La expresión de Henry Paley era la de quien acababa de llevar a cabo una misión que sabe que está condenada al fracaso.
—Ojalá lo supiera —dijo—. Quizá se ha sentido abrumada y nada más. —Miró a Georgette, temiendo que pensara que le había fallado—. Georgette —dijo con tono de disculpa—. Te lo juro, cuando le estaba enseñando a la señora Nolan el dormitorio principal, no podía quitarme de la cabeza la imagen de aquella niña disparando a su madre y su padrastro en la salita hace años. Es raro, ¿verdad?
—Henry, esta agencia ha vendido esta casa tres veces en los últimos veinticuatro años, y tú participaste al menos en dos de esas ventas. Nunca te había oído decir nada parecido —comentó Georgette protestando enérgicamente.

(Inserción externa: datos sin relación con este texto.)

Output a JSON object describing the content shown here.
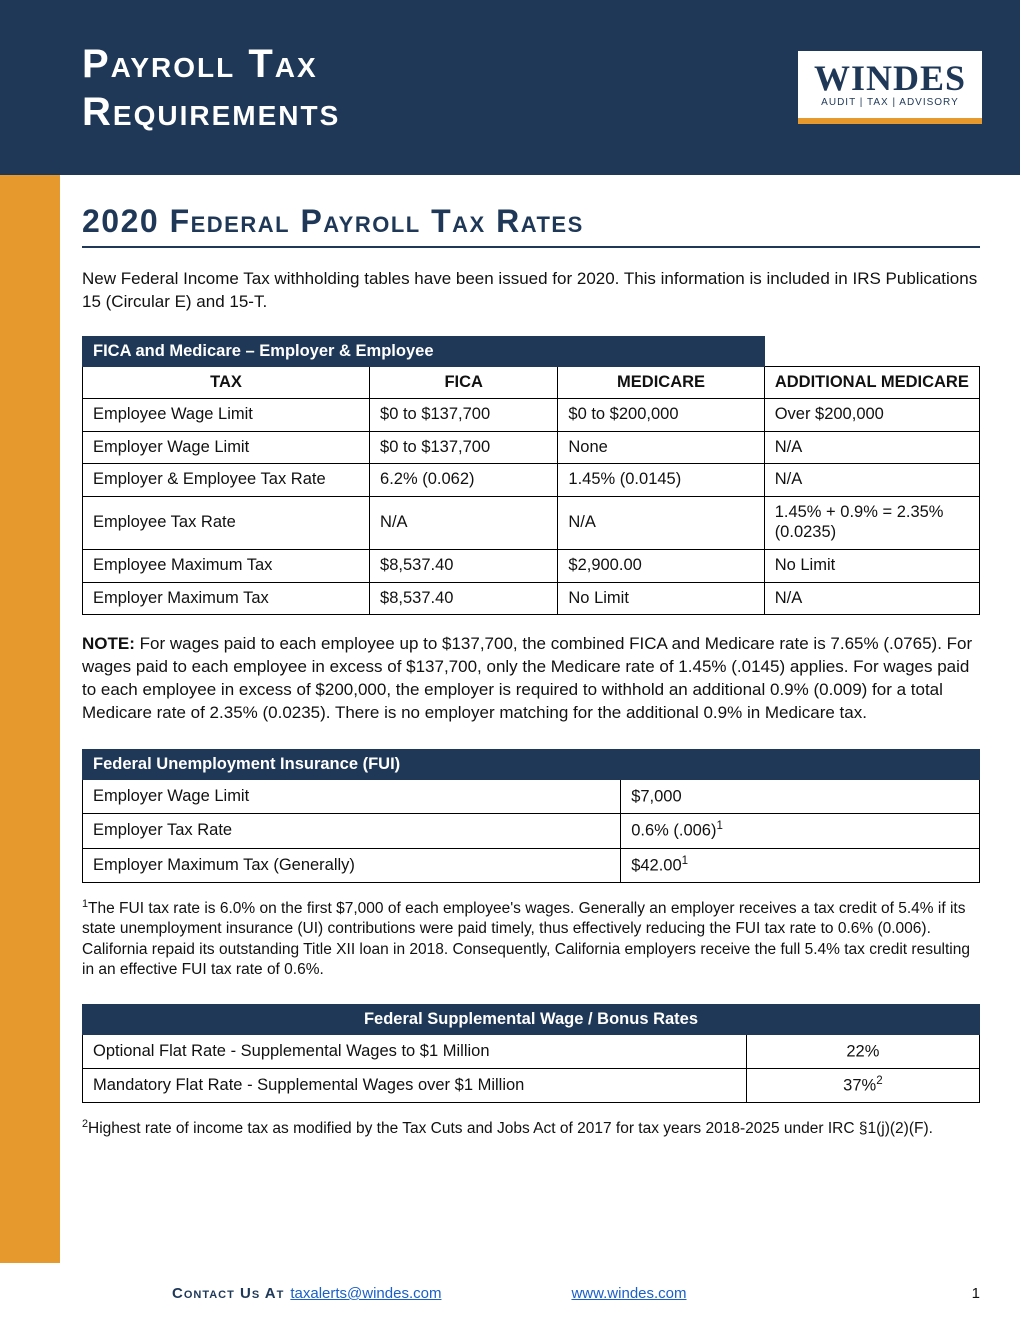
{
  "colors": {
    "header_bg": "#1f3857",
    "accent_orange": "#e69a2e",
    "text": "#111111",
    "link": "#1a5fc7",
    "page_bg": "#ffffff"
  },
  "header": {
    "title_line1": "Payroll Tax",
    "title_line2": "Requirements",
    "logo_main": "WINDES",
    "logo_sub": "AUDIT | TAX | ADVISORY"
  },
  "section_title": "2020 Federal Payroll Tax Rates",
  "intro": "New Federal Income Tax withholding tables have been issued for 2020. This information is included in IRS Publications 15 (Circular E) and 15-T.",
  "fica_table": {
    "header": "FICA and Medicare – Employer & Employee",
    "columns": [
      "TAX",
      "FICA",
      "MEDICARE",
      "ADDITIONAL MEDICARE"
    ],
    "rows": [
      [
        "Employee Wage Limit",
        "$0 to $137,700",
        "$0 to $200,000",
        "Over $200,000"
      ],
      [
        "Employer Wage Limit",
        "$0 to $137,700",
        "None",
        "N/A"
      ],
      [
        "Employer & Employee Tax Rate",
        "6.2% (0.062)",
        "1.45% (0.0145)",
        "N/A"
      ],
      [
        "Employee Tax Rate",
        "N/A",
        "N/A",
        "1.45% + 0.9% = 2.35% (0.0235)"
      ],
      [
        "Employee Maximum Tax",
        "$8,537.40",
        "$2,900.00",
        "No Limit"
      ],
      [
        "Employer Maximum Tax",
        "$8,537.40",
        "No Limit",
        "N/A"
      ]
    ]
  },
  "note_label": "NOTE:",
  "note_body": " For wages paid to each employee up to $137,700, the combined FICA and Medicare rate is 7.65% (.0765). For wages paid to each employee in excess of $137,700, only the Medicare rate of 1.45% (.0145) applies. For wages paid to each employee in excess of $200,000, the employer is required to withhold an additional 0.9% (0.009) for a total Medicare rate of 2.35% (0.0235). There is no employer matching for the additional 0.9% in Medicare tax.",
  "fui_table": {
    "header": "Federal Unemployment Insurance (FUI)",
    "rows": [
      {
        "label": "Employer Wage Limit",
        "value": "$7,000",
        "sup": ""
      },
      {
        "label": "Employer Tax Rate",
        "value": "0.6% (.006)",
        "sup": "1"
      },
      {
        "label": "Employer Maximum Tax (Generally)",
        "value": "$42.00",
        "sup": "1"
      }
    ]
  },
  "footnote1_sup": "1",
  "footnote1": "The FUI tax rate is 6.0% on the first $7,000 of each employee's wages. Generally an employer receives a tax credit of 5.4% if its state unemployment insurance (UI) contributions were paid timely, thus effectively reducing the FUI tax rate to 0.6% (0.006). California repaid its outstanding Title XII loan in 2018. Consequently, California employers receive the full 5.4% tax credit resulting in an effective FUI tax rate of 0.6%.",
  "sup_table": {
    "header": "Federal Supplemental Wage / Bonus Rates",
    "rows": [
      {
        "label": "Optional Flat Rate - Supplemental Wages to $1 Million",
        "value": "22%",
        "sup": ""
      },
      {
        "label": "Mandatory Flat Rate - Supplemental Wages over $1 Million",
        "value": "37%",
        "sup": "2"
      }
    ]
  },
  "footnote2_sup": "2",
  "footnote2": "Highest rate of income tax as modified by the Tax Cuts and Jobs Act of 2017 for tax years 2018-2025 under IRC §1(j)(2)(F).",
  "footer": {
    "contact_label": "Contact Us At",
    "email": "taxalerts@windes.com",
    "url": "www.windes.com",
    "page": "1"
  }
}
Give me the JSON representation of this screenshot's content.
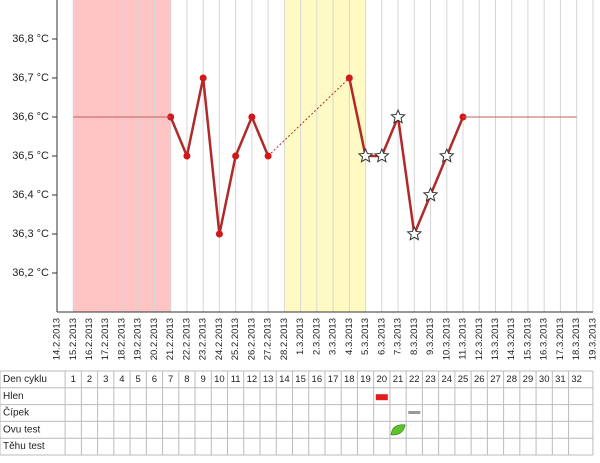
{
  "chart_data": {
    "type": "line",
    "x": [
      "14.2.2013",
      "15.2.2013",
      "16.2.2013",
      "17.2.2013",
      "18.2.2013",
      "19.2.2013",
      "20.2.2013",
      "21.2.2013",
      "22.2.2013",
      "23.2.2013",
      "24.2.2013",
      "25.2.2013",
      "26.2.2013",
      "27.2.2013",
      "28.2.2013",
      "1.3.2013",
      "2.3.2013",
      "3.3.2013",
      "4.3.2013",
      "5.3.2013",
      "6.3.2013",
      "7.3.2013",
      "8.3.2013",
      "9.3.2013",
      "10.3.2013",
      "11.3.2013",
      "12.3.2013",
      "13.3.2013",
      "14.3.2013",
      "15.3.2013",
      "16.3.2013",
      "17.3.2013",
      "18.3.2013",
      "19.3.2013"
    ],
    "series": [
      {
        "color": "#b02a2a",
        "gaps": "dotted",
        "values": [
          null,
          null,
          null,
          null,
          null,
          null,
          null,
          36.6,
          36.5,
          36.7,
          36.3,
          36.5,
          36.6,
          36.5,
          null,
          null,
          null,
          null,
          36.7,
          36.5,
          36.5,
          36.6,
          36.3,
          36.4,
          36.5,
          36.6,
          null,
          null,
          null,
          null,
          null,
          null,
          null,
          null
        ],
        "markers": [
          null,
          null,
          null,
          null,
          null,
          null,
          null,
          "dot",
          "dot",
          "dot",
          "dot",
          "dot",
          "dot",
          "dot",
          null,
          null,
          null,
          null,
          "dot",
          "star",
          "star",
          "star",
          "star",
          "star",
          "star",
          "dot",
          null,
          null,
          null,
          null,
          null,
          null,
          null,
          null
        ]
      },
      {
        "color": "#c06060",
        "values": [
          null,
          36.6,
          36.6,
          36.6,
          36.6,
          36.6,
          36.6,
          36.6,
          null,
          null,
          null,
          null,
          null,
          null,
          null,
          null,
          null,
          null,
          null,
          null,
          null,
          null,
          null,
          null,
          null,
          36.6,
          36.6,
          36.6,
          36.6,
          36.6,
          36.6,
          36.6,
          36.6,
          null
        ]
      }
    ],
    "bands": [
      {
        "from": 1,
        "to": 7,
        "color": "#ffc4c4"
      },
      {
        "from": 14,
        "to": 19,
        "color": "#fffac4"
      }
    ],
    "ylim": [
      36.1,
      36.9
    ],
    "yticks": [
      {
        "value": 36.2,
        "label": "36,2 °C"
      },
      {
        "value": 36.3,
        "label": "36,3 °C"
      },
      {
        "value": 36.4,
        "label": "36,4 °C"
      },
      {
        "value": 36.5,
        "label": "36,5 °C"
      },
      {
        "value": 36.6,
        "label": "36,6 °C"
      },
      {
        "value": 36.7,
        "label": "36,7 °C"
      },
      {
        "value": 36.8,
        "label": "36,8 °C"
      }
    ]
  },
  "table": {
    "header": "Den cyklu",
    "days": [
      1,
      2,
      3,
      4,
      5,
      6,
      7,
      8,
      9,
      10,
      11,
      12,
      13,
      14,
      15,
      16,
      17,
      18,
      19,
      20,
      21,
      22,
      23,
      24,
      25,
      26,
      27,
      28,
      29,
      30,
      31,
      32
    ],
    "rows": [
      {
        "label": "Hlen",
        "entries": [
          {
            "day": 20,
            "color": "#e41b1b"
          }
        ]
      },
      {
        "label": "Čípek",
        "entries": [
          {
            "day": 22,
            "color": "#999999"
          }
        ]
      },
      {
        "label": "Ovu test",
        "entries": [
          {
            "day": 21,
            "color": "#5cc42a"
          }
        ]
      },
      {
        "label": "Těhu test",
        "entries": []
      }
    ]
  }
}
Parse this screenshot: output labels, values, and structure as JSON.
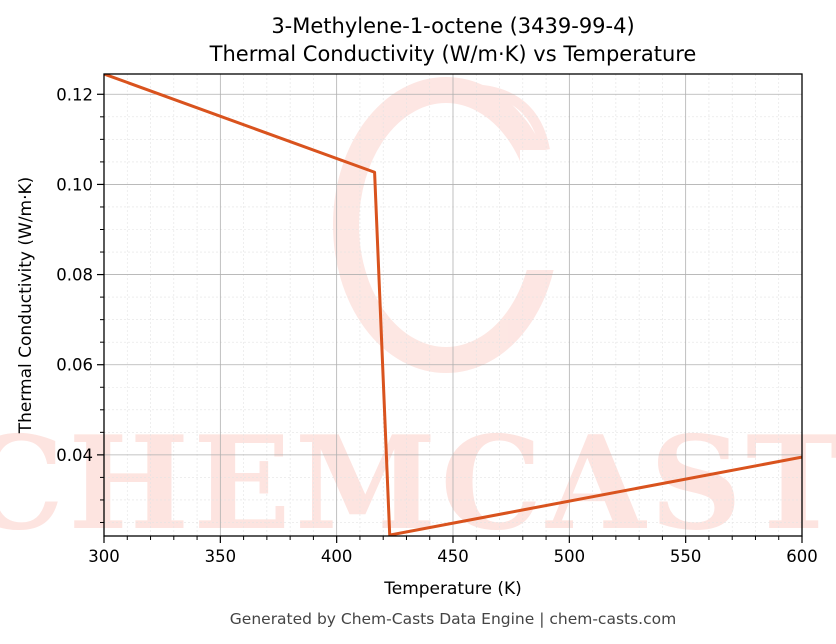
{
  "chart_data": {
    "type": "line",
    "title": "3-Methylene-1-octene (3439-99-4)",
    "subtitle": "Thermal Conductivity (W/m·K) vs Temperature",
    "xlabel": "Temperature (K)",
    "ylabel": "Thermal Conductivity (W/m·K)",
    "xlim": [
      300,
      600
    ],
    "ylim": [
      0.022,
      0.1245
    ],
    "xticks": [
      300,
      350,
      400,
      450,
      500,
      550,
      600
    ],
    "yticks": [
      0.04,
      0.06,
      0.08,
      0.1,
      0.12
    ],
    "ytick_labels": [
      "0.04",
      "0.06",
      "0.08",
      "0.10",
      "0.12"
    ],
    "grid": true,
    "series": [
      {
        "color": "#d9531e",
        "x": [
          300,
          416.3,
          422.8,
          600
        ],
        "y": [
          0.1245,
          0.1027,
          0.0222,
          0.0395
        ]
      }
    ],
    "watermark": "CHEMCASTS",
    "footer": "Generated by Chem-Casts Data Engine | chem-casts.com"
  }
}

—Nunca había tenido esa sensación. A lo mejor es por todas esas estúpidas flores que el marido encargó. La casa de la pequeña Lizzie olía como una funeraria. Sobre todo el dormitorio principal. Y me ha dado la impresión de que Celia Nolan sentía algo parecido.
Henry se dio cuenta de que, sin querer, había utilizado las palabras prohibidas para referirse a la casa de Old Mill Lane.
—Lo siento, Georgette —musitó pasando de largo junto a ella.
—Ya lo puedes decir, ya —dijo Georgette amargamente—. Ya me imagino las vibraciones tan positivas que le estabas transmitiendo a la señora Nolan.
—Después de todo, a lo mejor te conviene que corrobore lo que le dijiste a Alex Nolan sobre la casa —sugirió Robin con un toque de sarcasmo en la voz.